L'avocat d'Agathe Habyarimana, Me Philippe Meilhac, a estimé que l'arrestation mardi en France de la veuve du président rwandais était liée à la visite du président français à Kigali cinq jours auparavant.

"Si elle (ma cliente ndlr) doit être entendue, elle souhaite s'exprimer devant une juridiction française ou internationale, mais elle considère que les juridictions pénales rwandaises ne sont pas suffisamment indépendantes et impartiales" a estimé Me Meilhac.

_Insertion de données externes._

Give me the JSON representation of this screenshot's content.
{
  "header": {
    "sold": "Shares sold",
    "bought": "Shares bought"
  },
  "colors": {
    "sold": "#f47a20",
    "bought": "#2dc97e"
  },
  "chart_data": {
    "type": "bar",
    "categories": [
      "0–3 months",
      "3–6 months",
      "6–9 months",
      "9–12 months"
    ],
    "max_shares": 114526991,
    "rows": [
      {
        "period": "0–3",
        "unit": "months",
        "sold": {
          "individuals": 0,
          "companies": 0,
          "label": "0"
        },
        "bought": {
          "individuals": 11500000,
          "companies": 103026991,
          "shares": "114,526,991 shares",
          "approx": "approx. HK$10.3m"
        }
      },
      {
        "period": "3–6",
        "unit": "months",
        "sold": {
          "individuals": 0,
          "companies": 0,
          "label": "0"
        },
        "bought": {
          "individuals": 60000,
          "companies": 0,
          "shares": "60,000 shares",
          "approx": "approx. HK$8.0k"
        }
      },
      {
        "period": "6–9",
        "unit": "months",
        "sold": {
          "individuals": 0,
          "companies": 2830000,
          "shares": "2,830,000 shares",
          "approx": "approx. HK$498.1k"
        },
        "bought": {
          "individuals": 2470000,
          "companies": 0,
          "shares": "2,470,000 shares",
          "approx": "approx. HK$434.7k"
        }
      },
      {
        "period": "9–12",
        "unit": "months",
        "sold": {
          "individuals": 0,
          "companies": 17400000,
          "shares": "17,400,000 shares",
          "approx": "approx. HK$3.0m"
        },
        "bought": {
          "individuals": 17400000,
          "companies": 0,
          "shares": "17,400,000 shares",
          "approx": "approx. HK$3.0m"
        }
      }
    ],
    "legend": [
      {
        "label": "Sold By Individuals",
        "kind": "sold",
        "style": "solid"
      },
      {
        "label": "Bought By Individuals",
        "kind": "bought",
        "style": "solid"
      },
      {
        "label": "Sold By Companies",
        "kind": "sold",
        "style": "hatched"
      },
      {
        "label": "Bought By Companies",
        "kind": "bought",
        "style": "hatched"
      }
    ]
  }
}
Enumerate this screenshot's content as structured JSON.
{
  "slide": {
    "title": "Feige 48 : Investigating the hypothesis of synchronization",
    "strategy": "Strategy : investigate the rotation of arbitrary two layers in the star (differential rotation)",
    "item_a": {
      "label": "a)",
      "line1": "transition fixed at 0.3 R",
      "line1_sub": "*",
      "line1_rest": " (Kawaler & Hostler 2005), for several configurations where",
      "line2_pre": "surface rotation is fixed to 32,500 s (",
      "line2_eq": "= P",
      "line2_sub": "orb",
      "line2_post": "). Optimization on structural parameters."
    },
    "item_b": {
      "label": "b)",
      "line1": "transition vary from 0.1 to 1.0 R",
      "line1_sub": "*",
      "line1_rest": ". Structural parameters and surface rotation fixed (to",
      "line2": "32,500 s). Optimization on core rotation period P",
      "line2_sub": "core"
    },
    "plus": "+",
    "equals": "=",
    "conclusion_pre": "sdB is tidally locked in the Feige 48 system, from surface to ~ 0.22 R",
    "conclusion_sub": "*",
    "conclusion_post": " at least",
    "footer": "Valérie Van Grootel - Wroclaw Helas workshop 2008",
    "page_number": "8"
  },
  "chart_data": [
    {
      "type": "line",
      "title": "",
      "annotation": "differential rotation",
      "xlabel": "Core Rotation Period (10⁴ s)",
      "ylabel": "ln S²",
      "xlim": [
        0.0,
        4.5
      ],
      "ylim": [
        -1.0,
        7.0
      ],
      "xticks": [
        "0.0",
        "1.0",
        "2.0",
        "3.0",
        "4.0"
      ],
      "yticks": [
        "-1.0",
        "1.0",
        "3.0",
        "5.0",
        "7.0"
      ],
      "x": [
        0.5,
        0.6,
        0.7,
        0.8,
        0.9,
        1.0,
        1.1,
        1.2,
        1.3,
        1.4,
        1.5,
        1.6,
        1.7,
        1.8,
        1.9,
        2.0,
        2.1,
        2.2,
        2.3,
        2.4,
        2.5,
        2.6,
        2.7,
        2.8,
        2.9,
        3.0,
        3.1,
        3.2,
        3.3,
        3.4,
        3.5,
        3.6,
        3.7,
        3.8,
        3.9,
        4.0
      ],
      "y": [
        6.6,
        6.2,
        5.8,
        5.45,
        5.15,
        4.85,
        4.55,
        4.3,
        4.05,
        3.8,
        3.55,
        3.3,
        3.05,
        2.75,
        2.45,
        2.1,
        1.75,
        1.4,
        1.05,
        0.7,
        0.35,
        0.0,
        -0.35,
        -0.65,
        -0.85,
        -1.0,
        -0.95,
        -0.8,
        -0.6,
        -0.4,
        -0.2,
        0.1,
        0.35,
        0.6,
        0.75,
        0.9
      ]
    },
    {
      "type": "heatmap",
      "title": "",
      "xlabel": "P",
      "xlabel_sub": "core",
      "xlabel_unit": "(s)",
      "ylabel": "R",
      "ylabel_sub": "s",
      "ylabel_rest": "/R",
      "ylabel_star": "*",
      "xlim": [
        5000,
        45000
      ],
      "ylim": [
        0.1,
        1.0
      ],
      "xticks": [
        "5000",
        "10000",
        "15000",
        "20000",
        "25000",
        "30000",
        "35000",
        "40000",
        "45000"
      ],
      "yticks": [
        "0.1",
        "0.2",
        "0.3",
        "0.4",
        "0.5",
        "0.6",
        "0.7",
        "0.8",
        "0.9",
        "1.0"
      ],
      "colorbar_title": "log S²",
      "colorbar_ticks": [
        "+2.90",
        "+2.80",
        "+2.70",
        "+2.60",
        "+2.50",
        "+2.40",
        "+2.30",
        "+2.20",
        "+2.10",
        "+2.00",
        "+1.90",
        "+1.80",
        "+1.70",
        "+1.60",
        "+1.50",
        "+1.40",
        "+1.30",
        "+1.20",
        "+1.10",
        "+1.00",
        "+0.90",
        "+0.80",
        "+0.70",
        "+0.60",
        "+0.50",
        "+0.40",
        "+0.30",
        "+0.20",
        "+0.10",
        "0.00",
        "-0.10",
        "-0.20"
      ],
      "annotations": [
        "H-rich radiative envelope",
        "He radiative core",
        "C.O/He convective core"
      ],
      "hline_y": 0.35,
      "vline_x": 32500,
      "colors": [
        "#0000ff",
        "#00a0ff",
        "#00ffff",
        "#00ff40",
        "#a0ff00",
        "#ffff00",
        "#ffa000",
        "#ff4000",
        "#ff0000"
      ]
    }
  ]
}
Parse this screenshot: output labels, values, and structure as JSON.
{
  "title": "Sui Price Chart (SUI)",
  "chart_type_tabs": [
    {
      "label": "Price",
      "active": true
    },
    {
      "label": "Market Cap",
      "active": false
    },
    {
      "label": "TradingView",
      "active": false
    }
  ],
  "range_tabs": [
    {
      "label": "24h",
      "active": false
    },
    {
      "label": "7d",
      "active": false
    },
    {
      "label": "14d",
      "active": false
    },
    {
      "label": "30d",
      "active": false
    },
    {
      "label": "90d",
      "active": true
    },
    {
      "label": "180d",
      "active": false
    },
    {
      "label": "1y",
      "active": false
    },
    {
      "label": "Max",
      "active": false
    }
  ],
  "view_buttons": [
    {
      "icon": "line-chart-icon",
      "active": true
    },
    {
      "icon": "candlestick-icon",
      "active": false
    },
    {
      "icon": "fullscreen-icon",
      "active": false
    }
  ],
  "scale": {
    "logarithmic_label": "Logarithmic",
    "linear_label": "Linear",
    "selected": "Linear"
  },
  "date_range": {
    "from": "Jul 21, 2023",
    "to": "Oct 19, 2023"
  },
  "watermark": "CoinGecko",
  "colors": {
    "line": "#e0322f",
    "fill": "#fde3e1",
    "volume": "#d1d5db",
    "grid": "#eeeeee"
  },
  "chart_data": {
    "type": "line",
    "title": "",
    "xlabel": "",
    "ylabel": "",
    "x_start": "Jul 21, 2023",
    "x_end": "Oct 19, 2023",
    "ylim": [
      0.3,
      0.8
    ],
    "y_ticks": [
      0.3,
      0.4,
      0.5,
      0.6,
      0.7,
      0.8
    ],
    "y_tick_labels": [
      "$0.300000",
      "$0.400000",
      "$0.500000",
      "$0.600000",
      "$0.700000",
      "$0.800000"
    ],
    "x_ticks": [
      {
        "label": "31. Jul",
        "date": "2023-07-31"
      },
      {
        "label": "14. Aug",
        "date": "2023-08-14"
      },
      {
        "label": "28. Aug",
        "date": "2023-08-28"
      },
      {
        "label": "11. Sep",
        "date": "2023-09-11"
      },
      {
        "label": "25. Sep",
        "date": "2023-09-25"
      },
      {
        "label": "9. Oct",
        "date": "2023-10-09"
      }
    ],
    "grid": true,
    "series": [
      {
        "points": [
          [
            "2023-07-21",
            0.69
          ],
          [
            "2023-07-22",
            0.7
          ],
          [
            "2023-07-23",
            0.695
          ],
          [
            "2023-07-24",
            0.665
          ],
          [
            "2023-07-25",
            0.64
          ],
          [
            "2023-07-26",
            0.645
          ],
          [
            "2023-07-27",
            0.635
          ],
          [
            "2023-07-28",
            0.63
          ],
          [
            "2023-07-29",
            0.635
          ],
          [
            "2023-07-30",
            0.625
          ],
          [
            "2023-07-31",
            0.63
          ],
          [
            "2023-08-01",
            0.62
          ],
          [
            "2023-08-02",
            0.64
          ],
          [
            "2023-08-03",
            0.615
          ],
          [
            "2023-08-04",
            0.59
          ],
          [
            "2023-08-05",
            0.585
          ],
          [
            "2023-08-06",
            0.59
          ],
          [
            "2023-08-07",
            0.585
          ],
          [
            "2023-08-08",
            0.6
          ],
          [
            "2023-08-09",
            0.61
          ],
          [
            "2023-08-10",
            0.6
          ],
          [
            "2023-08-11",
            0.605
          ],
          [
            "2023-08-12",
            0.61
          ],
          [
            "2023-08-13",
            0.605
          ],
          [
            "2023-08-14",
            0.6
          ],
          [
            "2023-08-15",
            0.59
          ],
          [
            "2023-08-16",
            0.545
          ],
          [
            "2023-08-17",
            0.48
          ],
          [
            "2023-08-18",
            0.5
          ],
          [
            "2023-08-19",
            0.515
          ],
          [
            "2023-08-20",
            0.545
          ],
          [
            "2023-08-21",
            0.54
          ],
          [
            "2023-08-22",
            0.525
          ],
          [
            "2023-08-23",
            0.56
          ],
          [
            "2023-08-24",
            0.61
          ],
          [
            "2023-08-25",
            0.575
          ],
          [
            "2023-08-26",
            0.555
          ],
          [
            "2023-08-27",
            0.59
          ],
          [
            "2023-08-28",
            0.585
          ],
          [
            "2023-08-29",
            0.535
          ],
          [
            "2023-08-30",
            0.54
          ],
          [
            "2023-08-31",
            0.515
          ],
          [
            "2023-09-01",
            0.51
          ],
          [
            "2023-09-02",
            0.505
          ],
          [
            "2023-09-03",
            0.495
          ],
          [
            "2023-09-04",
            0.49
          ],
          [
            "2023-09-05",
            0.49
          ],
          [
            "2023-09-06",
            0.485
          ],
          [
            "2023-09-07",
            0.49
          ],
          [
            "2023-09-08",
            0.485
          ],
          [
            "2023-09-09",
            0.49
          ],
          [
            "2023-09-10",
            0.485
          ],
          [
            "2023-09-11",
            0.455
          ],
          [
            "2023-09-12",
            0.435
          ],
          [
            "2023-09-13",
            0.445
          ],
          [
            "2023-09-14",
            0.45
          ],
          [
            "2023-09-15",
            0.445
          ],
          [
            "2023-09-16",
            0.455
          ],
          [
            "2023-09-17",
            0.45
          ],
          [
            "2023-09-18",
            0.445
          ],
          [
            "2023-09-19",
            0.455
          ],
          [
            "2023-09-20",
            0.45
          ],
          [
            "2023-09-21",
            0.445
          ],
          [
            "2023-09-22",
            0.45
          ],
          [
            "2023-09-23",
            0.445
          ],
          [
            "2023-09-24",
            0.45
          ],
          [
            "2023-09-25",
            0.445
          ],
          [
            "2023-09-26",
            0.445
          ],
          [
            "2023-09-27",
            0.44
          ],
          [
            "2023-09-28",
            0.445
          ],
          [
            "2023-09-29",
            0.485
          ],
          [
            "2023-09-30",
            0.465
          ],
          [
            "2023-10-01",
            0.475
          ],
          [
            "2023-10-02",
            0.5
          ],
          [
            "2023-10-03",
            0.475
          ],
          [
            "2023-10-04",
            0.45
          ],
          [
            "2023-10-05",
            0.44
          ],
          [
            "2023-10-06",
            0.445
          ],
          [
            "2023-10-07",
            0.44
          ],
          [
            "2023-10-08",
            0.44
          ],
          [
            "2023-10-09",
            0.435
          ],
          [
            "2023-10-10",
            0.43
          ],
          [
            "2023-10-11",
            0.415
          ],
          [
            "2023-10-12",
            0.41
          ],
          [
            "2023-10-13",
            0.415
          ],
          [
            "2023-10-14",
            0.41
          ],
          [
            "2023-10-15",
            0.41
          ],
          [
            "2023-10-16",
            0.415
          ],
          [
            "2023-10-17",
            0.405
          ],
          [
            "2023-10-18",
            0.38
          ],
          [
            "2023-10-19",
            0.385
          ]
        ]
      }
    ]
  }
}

Elle est également visée par une enquête ouverte à Paris en 2008, à la suite d'une plainte d'un collectif de victimes pour complicité de génocide et de crime contre l'humanité.

Kigali applaudit

Les autorités rwandaises ont salué mardi l'interpellation d'Agathe Habyarimana.

Agathe Habyarimana "fait partie des principaux planificateurs du génocide (...) il est important qu'elle soit traduite en justice et réponde aux questions qui lui seront posées par les instances judiciaires", a estimé le ministre rwandais de la Justice, Tharcisse Karugarama.

Le ministre a exhorté la France à renvoyer la veuve de l'ex-président devant la justice rwandaise en dépit de l'absence d'un traité d'extradition entre Paris et Kigali.